Experimental Implementation of the Fractional Vortex Hilbert's Hotel

TL;DR

This paper experimentally demonstrates a photonic realization of the fractional vortex Hilbert's hotel, illustrating the infinite set reallocation paradox through interference of fractional orbital angular momentum of light, with implications for quantum communication.

Contribution

It provides the first experimental implementation of the fractional vortex Hilbert's hotel scheme using optical interference with fractional orbital angular momentum.

Findings

Verified the Hilbert's hotel paradox using optical interference.

Controlled reallocation of 'guests' via topological charge of light.

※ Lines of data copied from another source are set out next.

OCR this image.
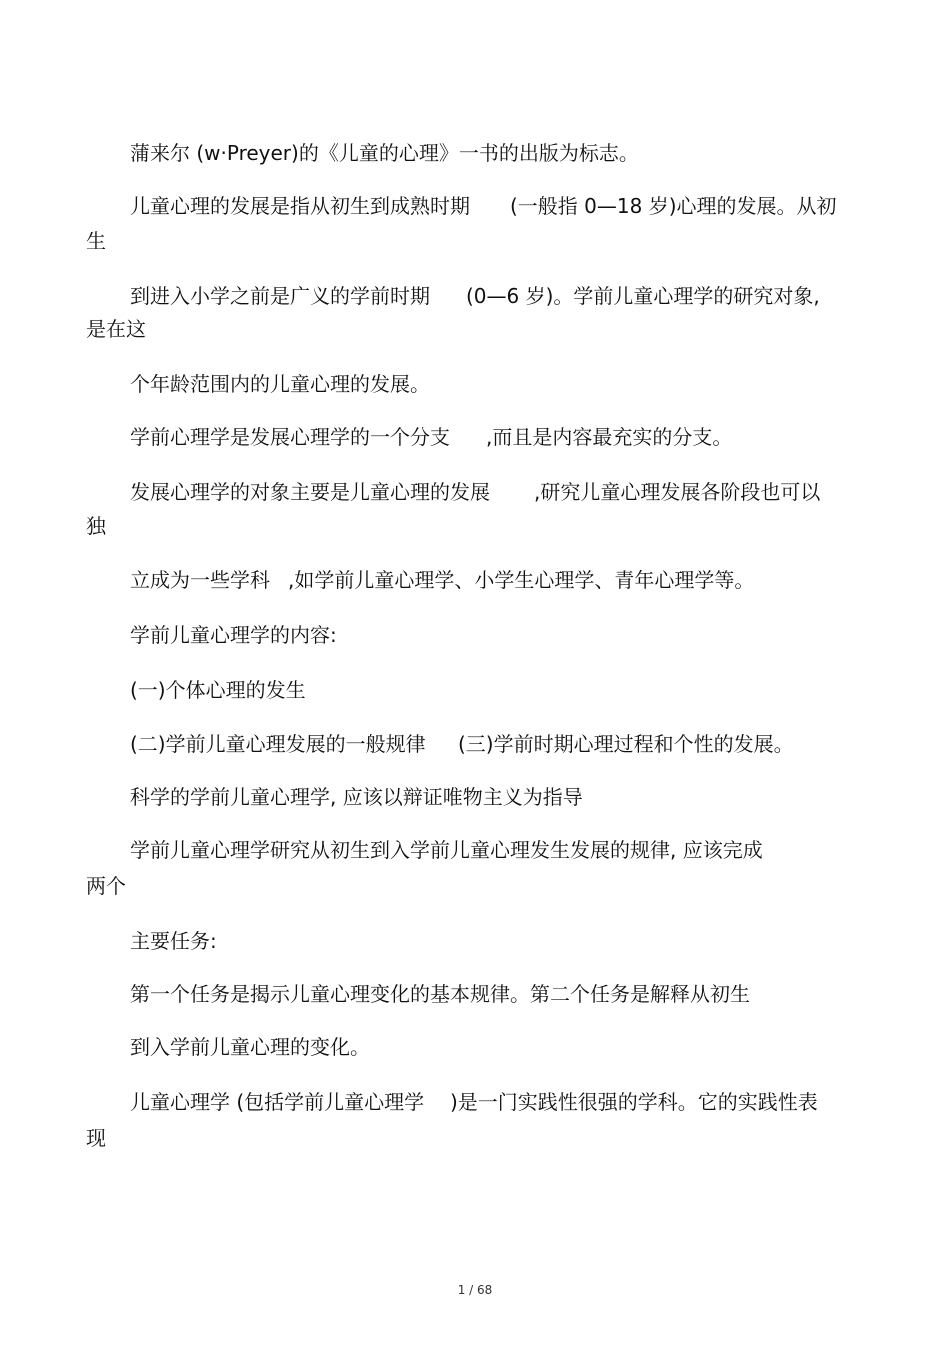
蒲来尔 (w·Preyer)的《儿童的心理》一书的出版为标志。
儿童心理的发展是指从初生到成熟时期 (一般指 0—18 岁)心理的发展。从初
生
到进入小学之前是广义的学前时期 (0—6 岁)。学前儿童心理学的研究对象,
是在这
个年龄范围内的儿童心理的发展。
学前心理学是发展心理学的一个分支 ,而且是内容最充实的分支。
发展心理学的对象主要是儿童心理的发展 ,研究儿童心理发展各阶段也可以
独
立成为一些学科 ,如学前儿童心理学、小学生心理学、青年心理学等。
学前儿童心理学的内容:
(一)个体心理的发生
(二)学前儿童心理发展的一般规律 (三)学前时期心理过程和个性的发展。
科学的学前儿童心理学, 应该以辩证唯物主义为指导
学前儿童心理学研究从初生到入学前儿童心理发生发展的规律, 应该完成
两个
主要任务:
第一个任务是揭示儿童心理变化的基本规律。第二个任务是解释从初生
到入学前儿童心理的变化。
儿童心理学 (包括学前儿童心理学 )是一门实践性很强的学科。它的实践性表
现
1 / 68
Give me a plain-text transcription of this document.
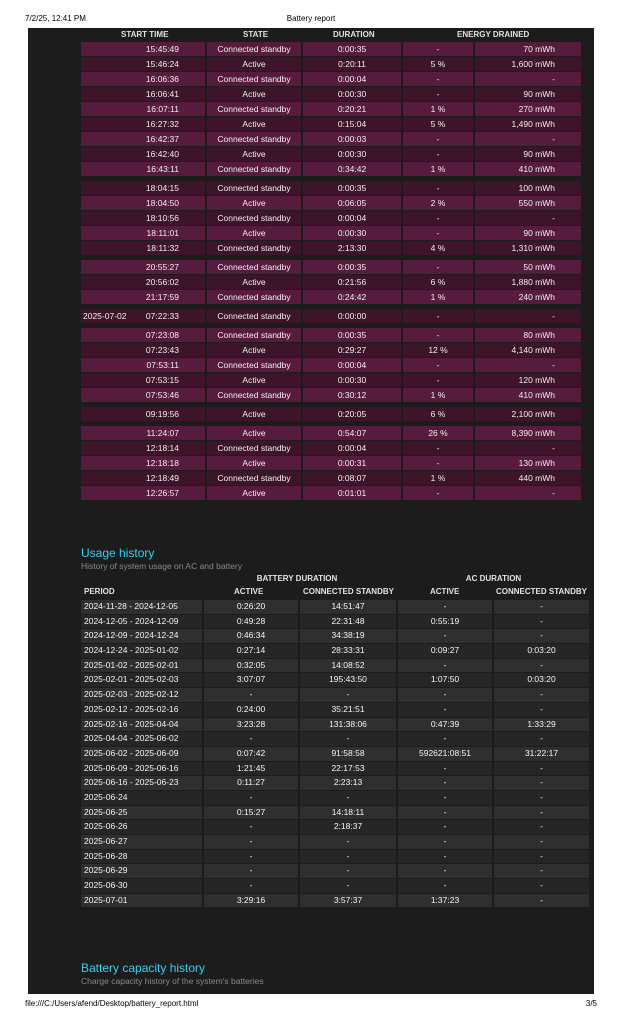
7/2/25, 12:41 PM	Battery report
START TIME	STATE	DURATION	ENERGY DRAINED
15:45:49	Connected standby	0:00:35	-	70 mWh
15:46:24	Active	0:20:11	5 %	1,600 mWh
16:06:36	Connected standby	0:00:04	-	-
16:06:41	Active	0:00:30	-	90 mWh
16:07:11	Connected standby	0:20:21	1 %	270 mWh
16:27:32	Active	0:15:04	5 %	1,490 mWh
16:42:37	Connected standby	0:00:03	-	-
16:42:40	Active	0:00:30	-	90 mWh
16:43:11	Connected standby	0:34:42	1 %	410 mWh
18:04:15	Connected standby	0:00:35	-	100 mWh
18:04:50	Active	0:06:05	2 %	550 mWh
18:10:56	Connected standby	0:00:04	-	-
18:11:01	Active	0:00:30	-	90 mWh
18:11:32	Connected standby	2:13:30	4 %	1,310 mWh
20:55:27	Connected standby	0:00:35	-	50 mWh
20:56:02	Active	0:21:56	6 %	1,880 mWh
21:17:59	Connected standby	0:24:42	1 %	240 mWh
2025-07-02 07:22:33	Connected standby	0:00:00	-	-
07:23:08	Connected standby	0:00:35	-	80 mWh
07:23:43	Active	0:29:27	12 %	4,140 mWh
07:53:11	Connected standby	0:00:04	-	-
07:53:15	Active	0:00:30	-	120 mWh
07:53:46	Connected standby	0:30:12	1 %	410 mWh
09:19:56	Active	0:20:05	6 %	2,100 mWh
11:24:07	Active	0:54:07	26 %	8,390 mWh
12:18:14	Connected standby	0:00:04	-	-
12:18:18	Active	0:00:31	-	130 mWh
12:18:49	Connected standby	0:08:07	1 %	440 mWh
12:26:57	Active	0:01:01	-	-
Usage history
History of system usage on AC and battery
BATTERY DURATION	AC DURATION
PERIOD	ACTIVE	CONNECTED STANDBY	ACTIVE	CONNECTED STANDBY
2024-11-28 - 2024-12-05	0:26:20	14:51:47	-	-
2024-12-05 - 2024-12-09	0:49:28	22:31:48	0:55:19	-
2024-12-09 - 2024-12-24	0:46:34	34:38:19	-	-
2024-12-24 - 2025-01-02	0:27:14	28:33:31	0:09:27	0:03:20
2025-01-02 - 2025-02-01	0:32:05	14:08:52	-	-
2025-02-01 - 2025-02-03	3:07:07	195:43:50	1:07:50	0:03:20
2025-02-03 - 2025-02-12	-	-	-	-
2025-02-12 - 2025-02-16	0:24:00	35:21:51	-	-
2025-02-16 - 2025-04-04	3:23:28	131:38:06	0:47:39	1:33:29
2025-04-04 - 2025-06-02	-	-	-	-
2025-06-02 - 2025-06-09	0:07:42	91:58:58	592621:08:51	31:22:17
2025-06-09 - 2025-06-16	1:21:45	22:17:53	-	-
2025-06-16 - 2025-06-23	0:11:27	2:23:13	-	-
2025-06-24	-	-	-	-
2025-06-25	0:15:27	14:18:11	-	-
2025-06-26	-	2:18:37	-	-
2025-06-27	-	-	-	-
2025-06-28	-	-	-	-
2025-06-29	-	-	-	-
2025-06-30	-	-	-	-
2025-07-01	3:29:16	3:57:37	1:37:23	-
Battery capacity history
Charge capacity history of the system's batteries
file:///C:/Users/afend/Desktop/battery_report.html	3/5
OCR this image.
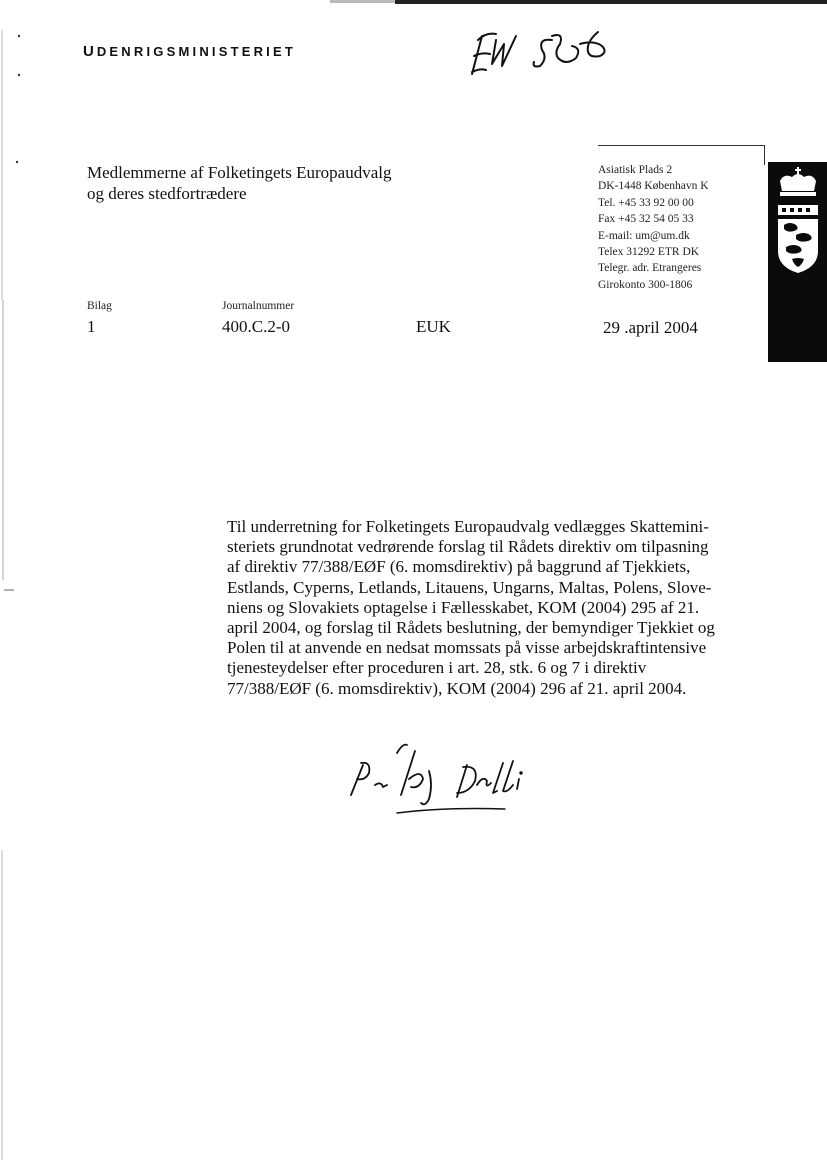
UDENRIGSMINISTERIET

Medlemmerne af Folketingets Europaudvalg
og deres stedfortrædere
Asiatisk Plads 2
DK-1448 København K
Tel. +45 33 92 00 00
Fax +45 32 54 05 33
E-mail: um@um.dk
Telex 31292 ETR DK
Telegr. adr. Etrangeres
Girokonto 300-1806
Bilag
1
Journalnummer
400.C.2-0	EUK	29 .april 2004

Til underretning for Folketingets Europaudvalg vedlægges Skattemini-
steriets grundnotat vedrørende forslag til Rådets direktiv om tilpasning
af direktiv 77/388/EØF (6. momsdirektiv) på baggrund af Tjekkiets,
Estlands, Cyperns, Letlands, Litauens, Ungarns, Maltas, Polens, Slove-
niens og Slovakiets optagelse i Fællesskabet, KOM (2004) 295 af 21.
april 2004, og forslag til Rådets beslutning, der bemyndiger Tjekkiet og
Polen til at anvende en nedsat momssats på visse arbejdskraftintensive
tjenesteydelser efter proceduren i art. 28, stk. 6 og 7 i direktiv
77/388/EØF (6. momsdirektiv), KOM (2004) 296 af 21. april 2004.
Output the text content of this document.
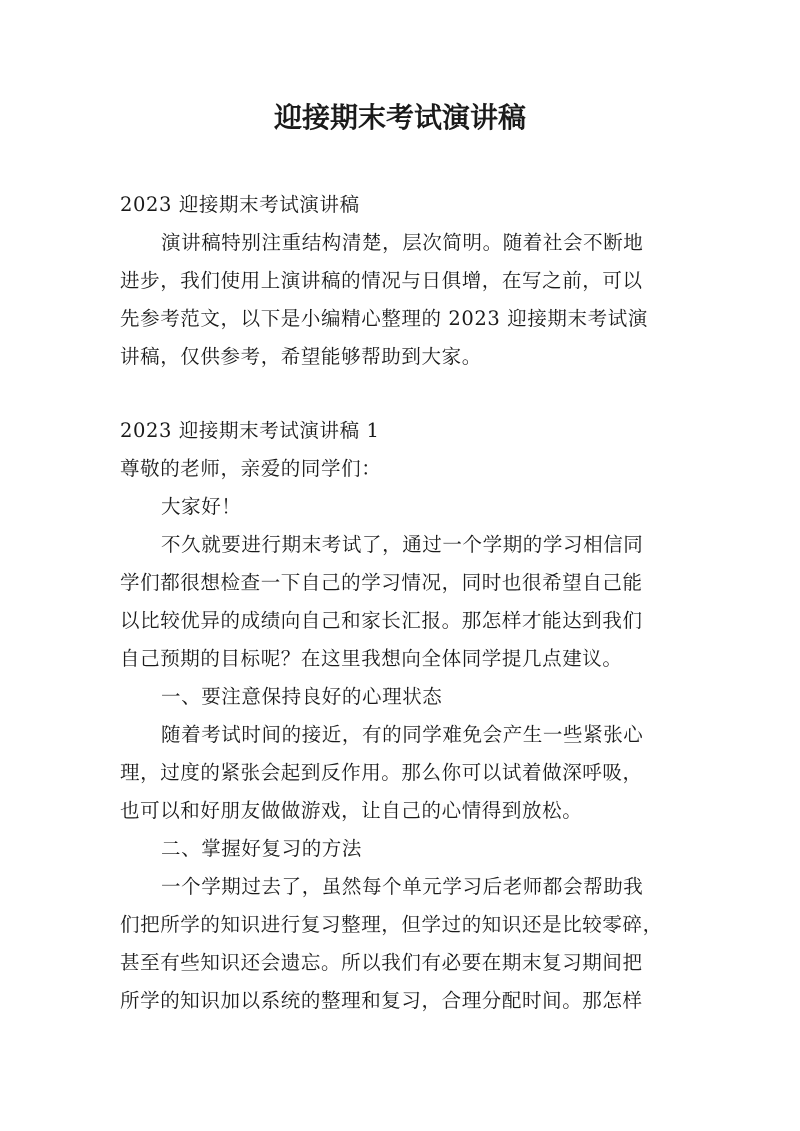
迎接期末考试演讲稿
2023 迎接期末考试演讲稿
演讲稿特别注重结构清楚，层次简明。随着社会不断地
进步，我们使用上演讲稿的情况与日俱增，在写之前，可以
先参考范文，以下是小编精心整理的 2023 迎接期末考试演
讲稿，仅供参考，希望能够帮助到大家。
2023 迎接期末考试演讲稿 1
尊敬的老师，亲爱的同学们：
大家好！
不久就要进行期末考试了，通过一个学期的学习相信同
学们都很想检查一下自己的学习情况，同时也很希望自己能
以比较优异的成绩向自己和家长汇报。那怎样才能达到我们
自己预期的目标呢？在这里我想向全体同学提几点建议。
一、要注意保持良好的心理状态
随着考试时间的接近，有的同学难免会产生一些紧张心
理，过度的紧张会起到反作用。那么你可以试着做深呼吸，
也可以和好朋友做做游戏，让自己的心情得到放松。
二、掌握好复习的方法
一个学期过去了，虽然每个单元学习后老师都会帮助我
们把所学的知识进行复习整理，但学过的知识还是比较零碎，
甚至有些知识还会遗忘。所以我们有必要在期末复习期间把
所学的知识加以系统的整理和复习，合理分配时间。那怎样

Showed potential applications in quantum communication and sensing.

Abstract

The Hilbert hotel is an old mathematical paradox about sets of infinite numbers. This paradox deals with the accommodation of a new guest in a hotel with an infinite number of occupied rooms. Over the past decade, there have been many attempts to implement these ideas in photonic systems. In addition to the fundamental interest that this paradox has attracted, this research is motivated by the implications that the Hilbert hotel has for quantum communication and sensing. In this work, we experimentally demonstrate the fractional vortex Hilbert's hotel scheme proposed by G. Gbur [Optica 3, 222-225 (2016)]. More specifically, we performed an interference experiment using the fractional orbital angular momentum of light to verify the Hilbert's infinite hotel paradox. In our implementation, the reallocation of a guest in new rooms is mapped to interference fringes that are controlled through the topological charge of an optical beam.